Drammatico, Sala

THE RUM DIARY

NazioneU.S.A.
Anno Produzione2011
Durata120'
Sceneggiatura
Tratto dadall'omonimo romanzo di Hunter S. Thompson
Fotografia

TRAMA

Paul Kemp è un giornalista che inizia a scrivere per un giornale locale di Puerto Rico. Un susseguirsi di eccessi e incontri differenti, lo porteranno in un vortice di degradazione.

RECENSIONI

Questo ennesimo Sogno Americano ha una prospettiva talmente distanziata, con la sua perniciosa retorica, da privarsi di ogni problematicità.
Un'altra macchietta degna di un attore smarrito quale è Johnny Depp. Tra i fumi dell'alcool ed estraniante (auto)ironia, il protagonista vive la vacanza a Puerto Rico, abbracciando (per una cotta amorosa) la dittatura economica degli orgogliosi bianchi per poi allontanarsene in preda a una crisi etica che caratterizza sempre ogni libero intellettuale.
The rum diary rispecchia un mito tramontato senza impelagarsi dentro territori incandescenti, lasciando i suoi personaggi (in particolare Paul Kemp) a girovagare dentro un contesto definito e ineluttabile nella sua evoluzione.
C'è poco da comprendere, è tutto chiaro oltre che già visto.
Un cinema di forzata innocenza e dal cuore beat che cerca di esorcizzare, attraverso l'avventura, un passato ormai ben riconoscibile anche nel presente e dove la denuncia della speculazione del potere (media, industria pesante, edilizia) è descritta con l'autodistruzione (fisica) e l'ambiguità (morale).

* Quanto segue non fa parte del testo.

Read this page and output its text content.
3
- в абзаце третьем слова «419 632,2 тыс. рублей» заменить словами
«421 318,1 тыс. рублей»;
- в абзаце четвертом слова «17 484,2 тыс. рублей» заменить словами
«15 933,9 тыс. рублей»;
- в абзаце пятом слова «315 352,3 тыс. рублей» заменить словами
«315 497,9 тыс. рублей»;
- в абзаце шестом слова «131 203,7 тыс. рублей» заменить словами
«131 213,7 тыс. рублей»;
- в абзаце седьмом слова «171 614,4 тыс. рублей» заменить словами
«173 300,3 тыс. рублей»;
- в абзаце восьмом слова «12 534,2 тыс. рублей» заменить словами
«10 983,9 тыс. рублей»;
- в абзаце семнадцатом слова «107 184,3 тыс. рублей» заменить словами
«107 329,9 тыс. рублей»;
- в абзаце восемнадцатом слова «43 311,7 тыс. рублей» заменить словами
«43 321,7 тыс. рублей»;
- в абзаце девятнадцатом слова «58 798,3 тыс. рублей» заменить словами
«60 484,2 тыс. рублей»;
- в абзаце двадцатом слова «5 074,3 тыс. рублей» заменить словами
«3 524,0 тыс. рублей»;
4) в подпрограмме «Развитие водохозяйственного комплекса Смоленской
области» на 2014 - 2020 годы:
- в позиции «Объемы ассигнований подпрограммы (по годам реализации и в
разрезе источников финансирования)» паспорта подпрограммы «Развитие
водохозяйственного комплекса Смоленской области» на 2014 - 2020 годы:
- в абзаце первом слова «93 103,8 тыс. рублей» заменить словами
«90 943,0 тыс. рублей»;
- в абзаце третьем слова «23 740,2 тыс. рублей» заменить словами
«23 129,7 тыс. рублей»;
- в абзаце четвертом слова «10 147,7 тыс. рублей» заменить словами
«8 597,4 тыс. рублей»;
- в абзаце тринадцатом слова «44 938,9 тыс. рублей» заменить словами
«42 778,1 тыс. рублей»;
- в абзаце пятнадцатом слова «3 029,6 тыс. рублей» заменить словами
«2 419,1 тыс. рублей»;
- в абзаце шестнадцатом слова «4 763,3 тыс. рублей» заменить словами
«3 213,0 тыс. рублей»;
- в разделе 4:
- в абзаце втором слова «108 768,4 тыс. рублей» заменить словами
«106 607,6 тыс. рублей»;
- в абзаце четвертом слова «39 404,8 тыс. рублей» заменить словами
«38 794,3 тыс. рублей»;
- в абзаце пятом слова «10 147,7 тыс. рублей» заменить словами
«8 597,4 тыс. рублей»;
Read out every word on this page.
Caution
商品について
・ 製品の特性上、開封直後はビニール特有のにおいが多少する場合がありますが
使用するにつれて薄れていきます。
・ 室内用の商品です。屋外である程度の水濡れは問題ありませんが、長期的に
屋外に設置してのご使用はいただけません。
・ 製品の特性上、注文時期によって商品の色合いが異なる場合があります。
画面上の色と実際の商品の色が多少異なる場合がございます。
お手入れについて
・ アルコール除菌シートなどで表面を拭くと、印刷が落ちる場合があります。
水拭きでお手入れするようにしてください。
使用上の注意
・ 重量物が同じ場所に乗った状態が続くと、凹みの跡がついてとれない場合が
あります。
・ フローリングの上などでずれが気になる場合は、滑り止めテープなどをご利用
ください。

Kemp osserva con un binocolo la televisione dei vicini, spende parole sulla campagna elettorale di Nixon e profetizza in quattro e quattr'otto l'uccisione dell'irlandese Kennedy.  Sempre con un binocolo si improvvisa voyeur e contempla l'amplesso acquatico tra la bella Chenault e l'imprenditore Sanderson (con tanto di suoni onomatopeici per sottolinearne il godimento). Due trovate comiche (il film ne è sconclusionatamente pieno) rendono bene l'idea di Robinson nel voler collocare lo sguardo del giornalista in un limbo, che da una parte è obiettivo nel comprendere l'anima dell'America, ma dall'altra è desideroso di far proprio il suo sogno, sperimentandolo.
Si può anche in parte legittimare il totale disinteresse e la mancata focalizzazione del film sulla società portoricana (vera vittima della politica estera democratica), perché in The rum diary è usata solo come sfondo per riflettere superficialmente sull'animo di una civiltà, quella dei bianchi, quella corrosa e marcia fino al midollo.
Allo stesso tempo però non si possono giustificare e accettare situazioni e personaggi privi di qualsiasi profondità, nei quali il ritratto caricaturale è talmente marcato e palese da sembrare quasi didascalico.
Ci pensa Depp (guarda caso provando un po' di ioscina), a spogliare la menzogna e a vedere, in preda all'allucinazione, le verità fondamentali.
Se il vis-à-vis con un'aragosta intrappolata funge da metafora non solo della condizione portoricana ma anche di quella umana, l'allungamento della lingua di Sala è l'agnizione definitiva, il rispecchiamento kitsch e digitale del dovere e della libertà di parola. Fuori dal tunnel se ne torna nella beneamata patria con l'intento di smascherare il demone capitalista.
'La fine di una storia significa l'inizio di un'altra' e, perlomeno si spera, anche di un altro film.